« Depuis la loi du 20 décembre 2011, la rémunération pour copie privée n’est pas due pour les usages strictement professionnels ». Voilà ce qu’annonçaient la SACD et l’ADAMI dans un document présenté lors d’une récente conférence à Avignon. Des millions d'euros « ne seront jamais remboursés » répondaient les importateurs, distributeurs et industriels du secteur. On sait désormais combien ont été effectivement remboursés aux pros depuis cette date.
Pressée par la justice européenne et le Conseil d’État, la loi du 20 décembre 2011 oblige les ayants droit à rembourser aux professionnels la copie privée qu’ils n’avaient pas à payer. Selon l’étude d’impact qui accompagne les travaux parlementaires, Copie France, l’organisme collecteur, pouvait craindre une hémorragie : « les ayants droit vont perdre les perceptions correspondant aux supports acquis à des fins professionnelles. S’il est impossible à l'heure actuelle d'en mesurer l'importance exacte, cette perte pourrait toutefois représenter entre 20 et 30 % des rémunérations perçues chaque année » expliquait le ministère de la Culture. Soit entre 40 et 50 millions d’euros chaque année.
Au second semestre 2012, PC INpact révélait que ce mécanisme était cependant quasiment grippé. Notre récente expérience auprès de Copie France ou cette vaine demande de remboursement réclamée par un pro apportaient un témoignage sur l'épineuse situation. Les dernières données du ministère de la Culture confirment un peu plus l'état des lieux. Suite à une question posée par la députée Isabelle Attard sur l’état des remboursements aux pro pour 2012 et 2013, le ministère a dévoilé en effet les derniers chiffres.
170 000 euros remboursés depuis 2012
Ces chiffres sont éloquents : « le montant total des remboursements effectués par la société Copie France s'élevait, au 4 juin 2013, à 167 971 € HT, soit 67 000 € HT remboursés au titre de l'année 2012 et 100 971 € HT remboursés au titre de l'année 2013 ».
Selon Copie France, l’organisme collecteur des ayants droit, il y a eu en tout « 294 demandes reçues ». Cependant, « 176 ont été acceptées et 118 ont été refusées ». 167 971 euros pour 176 demandes, soit une moyenne de près de 1 000 euros par professionnel. À ces chiffres, il convient d’ajouter les 1 506 conventions d'exonération actives au 4 juin 2013, toutefois ce chiffre est là encore une goutte d’eau alors qu’on dénombre plus de 4 millions de sociétés et d’associations en France. À comparer aux 60 à 90 millions d’euros anticipés sur cette année et demi.

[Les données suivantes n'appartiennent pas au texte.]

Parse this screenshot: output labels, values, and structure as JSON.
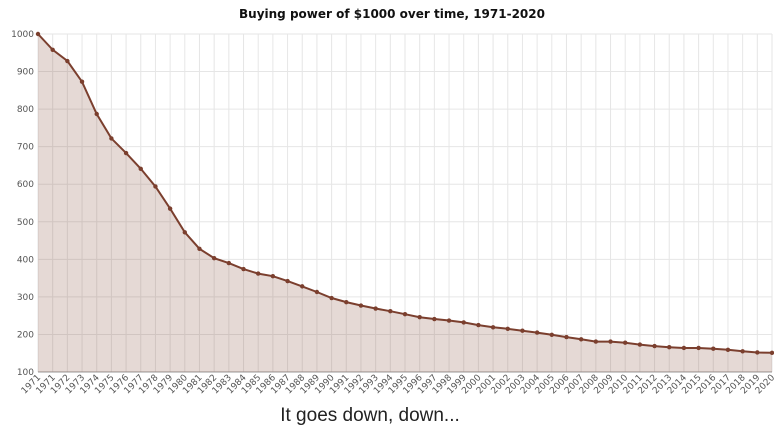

Pourquoi ces refus de remboursement ? La ministre de la Culture liste les raisons suivantes :
- la date d'acquisition du support est antérieure à l'entrée en vigueur de la réglementation
- le montant de la rémunération pour copie privée n'apparaît pas sur la facture
- la demande porte sur un support non soumis à la rémunération pour copie privée
- le demandeur n'est pas l'utilisateur final.

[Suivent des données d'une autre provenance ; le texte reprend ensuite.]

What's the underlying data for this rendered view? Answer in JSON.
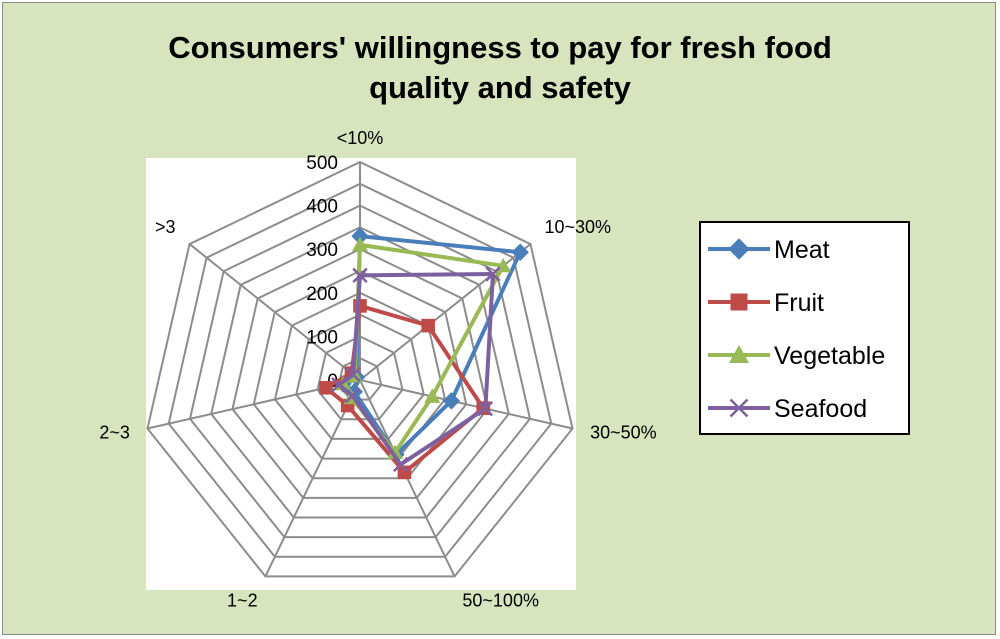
{
  "chart_data": {
    "type": "radar",
    "title_lines": [
      "Consumers' willingness to pay for fresh food",
      "quality and safety"
    ],
    "categories": [
      "<10%",
      "10~30%",
      "30~50%",
      "50~100%",
      "1~2",
      "2~3",
      ">3"
    ],
    "rlim": [
      0,
      500
    ],
    "ticks": [
      "0",
      "100",
      "200",
      "300",
      "400",
      "500"
    ],
    "tick_values": [
      0,
      100,
      200,
      300,
      400,
      500
    ],
    "grid": true,
    "legend_position": "right",
    "series": [
      {
        "name": "Meat",
        "color": "#4a7ebb",
        "marker": "diamond",
        "values": [
          330,
          470,
          215,
          190,
          30,
          40,
          10
        ]
      },
      {
        "name": "Fruit",
        "color": "#be4b48",
        "marker": "square",
        "values": [
          170,
          200,
          290,
          235,
          65,
          80,
          25
        ]
      },
      {
        "name": "Vegetable",
        "color": "#98b954",
        "marker": "triangle",
        "values": [
          310,
          420,
          170,
          185,
          45,
          40,
          15
        ]
      },
      {
        "name": "Seafood",
        "color": "#7d60a0",
        "marker": "x",
        "values": [
          240,
          390,
          295,
          215,
          40,
          50,
          20
        ]
      }
    ]
  }
}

Un droit au remboursement effectif ?
La question de la facture est l’un des principaux freins au dispositif outre le défaut d'information. Si Archos ou Apple prennent soin d’indiquer le montant de la RCP, ce n’est pas le cas pour la quasi-totalité des distributeurs. Et pour cause : un texte d’application de la loi de 2011 doit obliger la distribution à informer les pros de leur droit au remboursement – tous ne le savent pas – et à mentionner sur la facture le montant de la copie privée versée.
Problème : ce décret n’est programmé que pour 2014. Ce retard pourrait ouvrir une nouvelle source de conflits. Dans un arrêt rendu ce 11 juillet, la Cour de justice de l’Union européenne a en effet exigé que le droit au remboursement des acquéreurs non particuliers soit effectif, sans rendre « excessivement difficile la restitution de la redevance payée. » Ce texte pourrait cependant être publié plus tôt, si on en juge les derniers propos de la Rue de Valois tenus après cette décision.
Ces chiffres confirment que le remboursement est loin d'être simple. En 2012, Copie France a perçu 174 millions d’euros au titre de la copie privée. Les sommes qui n’ont pas été remboursées aux professionnels sur les achats de clefs USB, cartes mémoires, tablettes, téléphones, disques durs externes, box, etc. sont considérées comme acquises par les ayants droit.